Hamlet: Themes and Lessons
Provides teachers with extensive information about Hamlet, including historical and theatrical context, character breakdowns, the concept of parallelism and opposition in the play, a look at humors and melancholy, and the theme of madness in the play. Scansion workshop and scene breakdowns help bring the text alive. YouTube research assists in the creation of classroom playlists for comparison purposes. A multimedia project focused on revenge is presented as a possible student activity.
Attendees receive resources, reproducible handouts and three lesson plans (scansion for acting clues, humors and melancholy, and Shakespeare’s flexible [and forward-looking] use of madness in the play).
[note: requires space enough for at least 10 attendees to be used as examples for the audience]
Hamlet: Intro, Sources, Themes, and Preview
Provides students with an extensive (and, thus, spoiler-filled) introduction to Hamlet, including discussions of historical context and sources, characters and themes.
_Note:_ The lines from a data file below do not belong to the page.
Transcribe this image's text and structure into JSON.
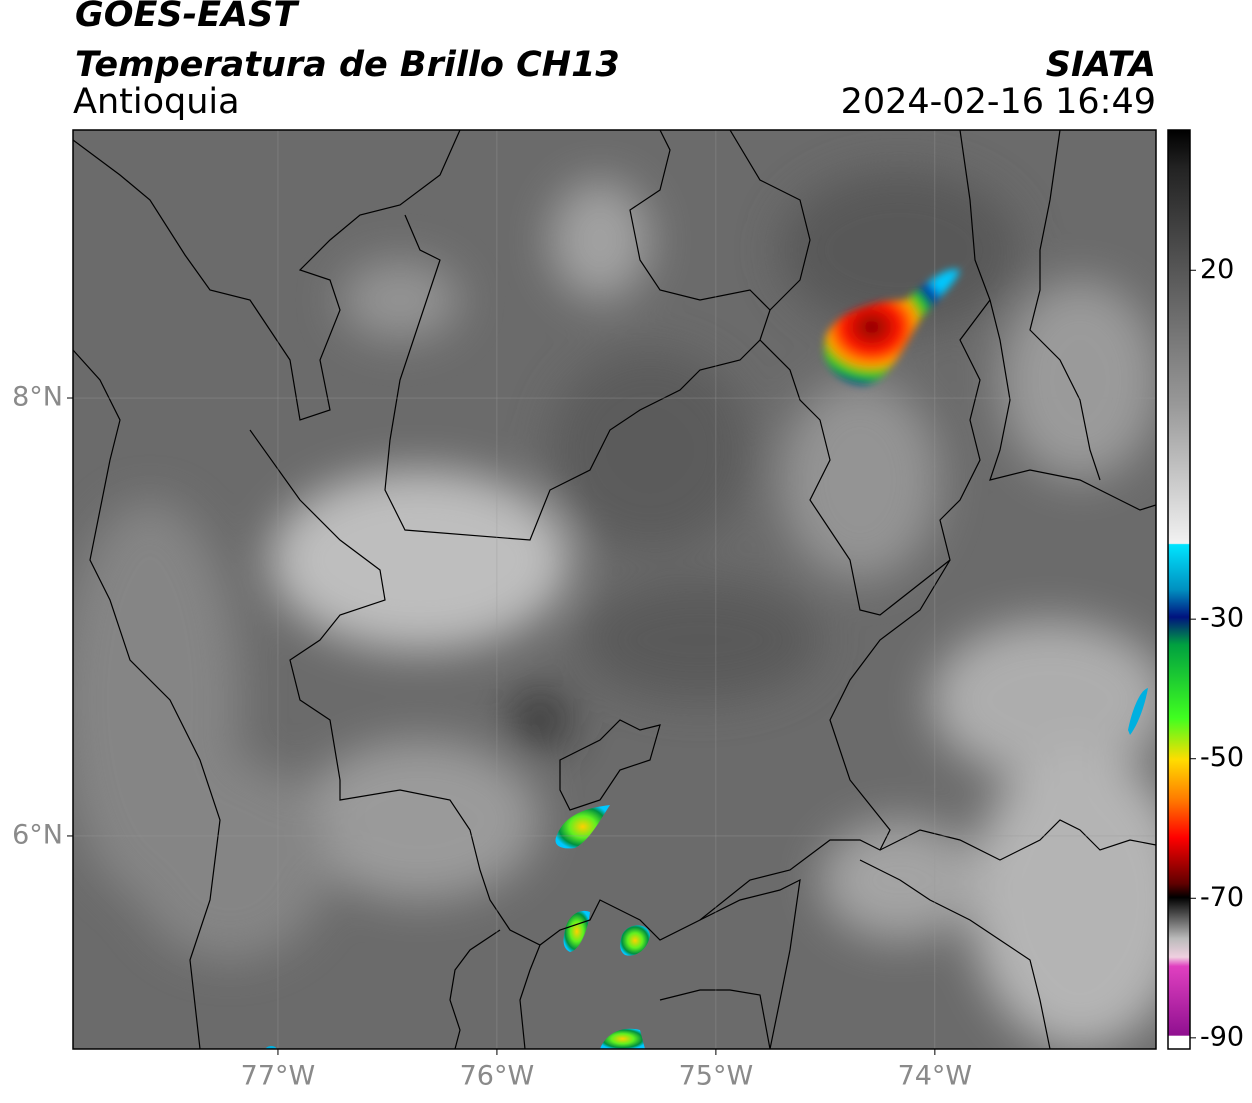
{
  "header": {
    "title": "GOES-EAST",
    "subtitle": "Temperatura de Brillo CH13",
    "region": "Antioquia",
    "source": "SIATA",
    "timestamp": "2024-02-16 16:49"
  },
  "map": {
    "lon_range": [
      -77.936,
      -72.99
    ],
    "lat_range": [
      5.027,
      9.224
    ],
    "lon_ticks": [
      {
        "value": -77,
        "label": "77°W"
      },
      {
        "value": -76,
        "label": "76°W"
      },
      {
        "value": -75,
        "label": "75°W"
      },
      {
        "value": -74,
        "label": "74°W"
      }
    ],
    "lat_ticks": [
      {
        "value": 8,
        "label": "8°N"
      },
      {
        "value": 6,
        "label": "6°N"
      }
    ],
    "grid": true
  },
  "colorbar": {
    "range": [
      -91.6,
      40.1
    ],
    "ticks": [
      20,
      -30,
      -50,
      -70,
      -90
    ]
  }
}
A breakdown of the provided Plot Map handout follows and ties together the concepts presented.
Hamlet: Scene Study (speech, scansion, and meaning)
After a brief introduction to blank verse, students are guided through a close reading of the “To be or not to be” speech in Hamlet, with special attention paid to rhetoric and vocabulary, as well as how character and action are revealed within the poetic line.
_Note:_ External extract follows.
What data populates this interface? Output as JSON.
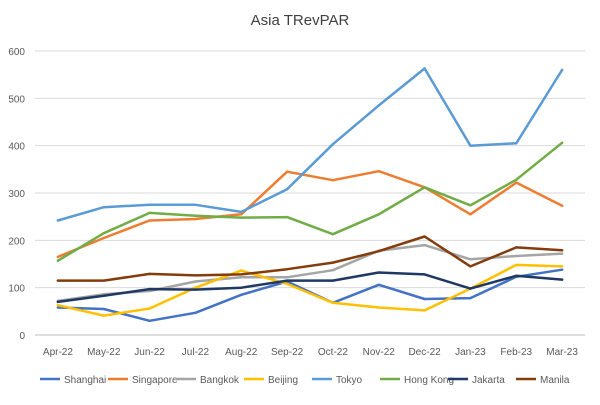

[note: requires space for up to 5 participants to perform]
Hamlet: “Madness, Humor(s), and Melancholy”
Give your students a break from the typical read-through of the play with this presentation that takes a close look at the motifs of madness and melancholy, and how these relate to the Elizabethan belief in concept of bodily humors in Hamlet. A breakdown of the provided infographic handout follows and ties together the concepts presented.
[note: this presentation is filled with spoilers!]
Hamlet: Review, Discussion and Q&A
A great way to end the unit of study on Hamlet, this review of the play includes Socratic discussions of the themes of revenge, madness, and self-doubt, with textual evidence cited for the concepts. The session ends with a Q&A and “stump Bill” segment.